El Gigante lo quería más que
a los otros, porque el pequeño le había dado un beso.
—No lo sabemos —respondieron
los niños—, se marchó solito.
—Díganle que vuelva mañana
—dijo el gigante.
Pero los niños contestaron
que no sabían dónde vivía y que nunca lo habían visto antes. Y el gigante se
quedó muy triste.
Todas las tardes al salir de
la escuela los niños iban a jugar con el gigante. Pero al más chiquito, a ese
que el gigante más quería, no lo volvieron a ver nunca más. El gigante era muy
bueno con todos los niños pero echaba de menos a su primer amiguito y muy a
menudo se acordaba de él.
—¡Cómo me gustaría volverle
a ver! — repetía.
Fueron pasando los años, y el
gigante se puso viejo y sus fuerzas se debilitaron. Ya no podía jugar; pero,
sentado en un enorme sillón, miraba jugar a los niños y admiraba su jardín.
—Tengo muchas flores hermosas —se decía—, pero los niños son las flores más
hermosas de todas.
Una mañana de invierno, miró
por la ventana mientras se vestía. Ya no odiaba el invierno pues sabía que el invierno
era simplemente la primavera dormida, y que las flores estaban descansando.
Sin embargo, de pronto se
restregó los ojos, maravillado y miró, miró…
Era realmente maravilloso lo
que estaba viendo. En el rincón más lejano del jardín, había un árbol cubierto
por completo de flores blancas. Todas sus ramas eran doradas, y de ellas
colgaban frutos de plata. Debajo del árbol estaba parado el pequeñito a quien
tanto había echado de menos.
Lleno de alegría el gigante bajó corriendo las escaleras y entró en el jardín. Pero cuando llegó junto al niño, notó que tenía heridas de clavos en las palmas de las manos y en los pies. Su rostro enrojeció de ira y rugió:
—¿Quién se ha atrevido a hacerte daño? Dímelo para tomar la espada y matarlo.

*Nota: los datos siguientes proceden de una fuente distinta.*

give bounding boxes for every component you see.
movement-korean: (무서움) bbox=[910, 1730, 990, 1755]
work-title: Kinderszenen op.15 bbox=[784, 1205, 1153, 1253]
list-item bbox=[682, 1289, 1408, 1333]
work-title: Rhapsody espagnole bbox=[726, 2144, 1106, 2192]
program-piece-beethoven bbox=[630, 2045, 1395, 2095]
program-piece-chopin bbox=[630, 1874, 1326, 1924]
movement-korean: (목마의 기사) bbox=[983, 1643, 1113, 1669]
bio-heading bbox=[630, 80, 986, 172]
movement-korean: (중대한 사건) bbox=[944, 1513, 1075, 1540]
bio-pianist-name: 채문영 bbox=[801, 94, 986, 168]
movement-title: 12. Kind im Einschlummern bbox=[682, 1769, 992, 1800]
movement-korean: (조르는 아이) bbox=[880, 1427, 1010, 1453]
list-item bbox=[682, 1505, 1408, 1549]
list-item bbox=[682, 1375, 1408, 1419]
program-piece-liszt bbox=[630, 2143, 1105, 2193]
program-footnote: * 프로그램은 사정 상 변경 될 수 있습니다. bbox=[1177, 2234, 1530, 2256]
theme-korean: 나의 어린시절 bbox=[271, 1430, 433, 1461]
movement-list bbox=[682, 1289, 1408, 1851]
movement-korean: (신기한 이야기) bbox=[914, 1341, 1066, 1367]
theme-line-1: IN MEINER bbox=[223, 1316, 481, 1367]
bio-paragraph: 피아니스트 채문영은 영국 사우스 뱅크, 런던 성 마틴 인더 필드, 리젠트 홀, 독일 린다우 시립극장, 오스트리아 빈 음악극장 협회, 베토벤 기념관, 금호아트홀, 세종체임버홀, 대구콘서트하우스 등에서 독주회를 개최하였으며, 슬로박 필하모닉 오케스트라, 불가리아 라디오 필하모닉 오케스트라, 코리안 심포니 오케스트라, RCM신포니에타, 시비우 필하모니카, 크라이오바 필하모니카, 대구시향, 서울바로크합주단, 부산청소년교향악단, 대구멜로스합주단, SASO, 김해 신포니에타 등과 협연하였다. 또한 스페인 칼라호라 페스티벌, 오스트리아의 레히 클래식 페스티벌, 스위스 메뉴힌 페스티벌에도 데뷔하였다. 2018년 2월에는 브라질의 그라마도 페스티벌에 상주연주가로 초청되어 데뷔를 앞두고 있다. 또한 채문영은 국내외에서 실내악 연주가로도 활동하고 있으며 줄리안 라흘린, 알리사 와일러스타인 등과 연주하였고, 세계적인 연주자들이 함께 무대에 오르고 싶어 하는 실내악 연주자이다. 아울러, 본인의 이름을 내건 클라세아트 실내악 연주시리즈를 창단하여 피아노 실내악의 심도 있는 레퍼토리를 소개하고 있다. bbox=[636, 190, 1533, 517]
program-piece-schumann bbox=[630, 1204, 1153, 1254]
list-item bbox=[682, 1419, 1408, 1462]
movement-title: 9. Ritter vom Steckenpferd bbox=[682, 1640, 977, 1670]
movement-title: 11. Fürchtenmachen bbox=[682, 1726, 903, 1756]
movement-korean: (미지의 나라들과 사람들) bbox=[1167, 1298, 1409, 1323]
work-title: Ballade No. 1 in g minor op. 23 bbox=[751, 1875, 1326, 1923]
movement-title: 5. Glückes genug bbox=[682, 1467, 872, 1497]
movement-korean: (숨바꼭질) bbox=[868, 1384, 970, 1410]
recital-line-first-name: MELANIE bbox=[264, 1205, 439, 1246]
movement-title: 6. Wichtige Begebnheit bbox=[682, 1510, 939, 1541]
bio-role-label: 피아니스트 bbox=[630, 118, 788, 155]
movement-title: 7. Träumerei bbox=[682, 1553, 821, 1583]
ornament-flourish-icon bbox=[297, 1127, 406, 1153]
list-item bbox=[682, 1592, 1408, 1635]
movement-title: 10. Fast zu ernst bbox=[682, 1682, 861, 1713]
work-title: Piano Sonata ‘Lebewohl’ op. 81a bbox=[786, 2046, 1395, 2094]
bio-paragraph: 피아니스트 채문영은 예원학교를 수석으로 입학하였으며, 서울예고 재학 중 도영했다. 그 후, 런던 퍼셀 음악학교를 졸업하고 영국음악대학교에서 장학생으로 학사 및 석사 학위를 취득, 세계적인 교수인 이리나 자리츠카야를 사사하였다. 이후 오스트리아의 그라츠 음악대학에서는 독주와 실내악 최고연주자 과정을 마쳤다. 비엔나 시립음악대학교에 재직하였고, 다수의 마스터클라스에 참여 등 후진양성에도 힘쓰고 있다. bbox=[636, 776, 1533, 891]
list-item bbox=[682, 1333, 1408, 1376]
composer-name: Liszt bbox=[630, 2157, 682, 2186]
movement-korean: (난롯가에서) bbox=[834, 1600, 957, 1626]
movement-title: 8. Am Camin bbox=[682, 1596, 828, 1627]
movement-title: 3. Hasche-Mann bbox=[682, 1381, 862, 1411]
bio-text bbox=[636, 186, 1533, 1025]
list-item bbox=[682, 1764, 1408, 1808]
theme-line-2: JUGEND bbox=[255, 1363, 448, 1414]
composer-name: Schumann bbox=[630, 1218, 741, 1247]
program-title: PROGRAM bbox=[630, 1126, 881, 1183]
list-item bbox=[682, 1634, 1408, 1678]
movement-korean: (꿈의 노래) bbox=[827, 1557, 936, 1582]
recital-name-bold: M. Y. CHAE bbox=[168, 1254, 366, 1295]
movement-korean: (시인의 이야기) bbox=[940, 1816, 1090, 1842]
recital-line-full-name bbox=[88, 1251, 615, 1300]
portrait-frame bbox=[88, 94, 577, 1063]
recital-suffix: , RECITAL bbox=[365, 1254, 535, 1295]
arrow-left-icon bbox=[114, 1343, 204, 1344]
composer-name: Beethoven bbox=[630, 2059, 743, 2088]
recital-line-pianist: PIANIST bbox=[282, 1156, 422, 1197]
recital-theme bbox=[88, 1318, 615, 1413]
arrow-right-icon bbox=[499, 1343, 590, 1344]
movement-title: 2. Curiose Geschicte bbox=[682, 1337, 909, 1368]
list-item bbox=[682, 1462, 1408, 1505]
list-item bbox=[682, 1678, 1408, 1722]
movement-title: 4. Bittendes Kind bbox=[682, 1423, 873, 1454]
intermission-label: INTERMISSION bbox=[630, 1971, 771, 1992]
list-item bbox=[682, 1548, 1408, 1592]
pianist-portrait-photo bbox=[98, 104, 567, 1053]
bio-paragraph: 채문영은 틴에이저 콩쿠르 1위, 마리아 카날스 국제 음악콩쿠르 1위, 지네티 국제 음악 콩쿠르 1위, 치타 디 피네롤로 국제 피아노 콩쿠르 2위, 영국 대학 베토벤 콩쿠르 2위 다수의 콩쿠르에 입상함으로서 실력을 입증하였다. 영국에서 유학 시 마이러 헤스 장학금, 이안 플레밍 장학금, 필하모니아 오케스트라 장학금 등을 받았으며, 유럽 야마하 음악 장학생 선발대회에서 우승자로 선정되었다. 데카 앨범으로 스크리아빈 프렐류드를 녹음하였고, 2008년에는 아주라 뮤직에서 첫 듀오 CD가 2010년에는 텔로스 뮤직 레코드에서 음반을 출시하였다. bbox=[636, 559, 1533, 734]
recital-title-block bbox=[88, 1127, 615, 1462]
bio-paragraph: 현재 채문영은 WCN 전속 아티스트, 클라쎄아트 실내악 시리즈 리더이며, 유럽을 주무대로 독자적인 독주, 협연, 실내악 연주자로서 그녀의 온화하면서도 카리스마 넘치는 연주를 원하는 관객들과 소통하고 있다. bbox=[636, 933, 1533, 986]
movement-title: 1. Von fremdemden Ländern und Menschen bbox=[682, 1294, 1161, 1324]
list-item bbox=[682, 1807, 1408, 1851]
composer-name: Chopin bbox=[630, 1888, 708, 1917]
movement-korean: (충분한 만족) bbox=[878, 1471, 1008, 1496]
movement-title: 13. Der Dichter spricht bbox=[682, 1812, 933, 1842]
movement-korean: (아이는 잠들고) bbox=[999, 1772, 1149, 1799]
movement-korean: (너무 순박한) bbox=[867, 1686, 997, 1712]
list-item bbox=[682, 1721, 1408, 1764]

—¡No! —respondió el niño—.
Estas son las heridas del Amor.
—¿Quién eres tú, mi pequeño
niñito? — preguntó el gigante y un extraño temor lo invadió y cayó de rodillas
ante el pequeño.
Entonces
el niño sonrió al gigante, y le dijo:
—Una vez tú me dejaste jugar
en tu jardín; hoy jugarás conmigo en el mío, que es el Paraíso.
Cuando los niños llegaron esa tarde encontraron al gigante muerto debajo del árbol. Parecía dormir y estaba entero cubierto de flores blancas.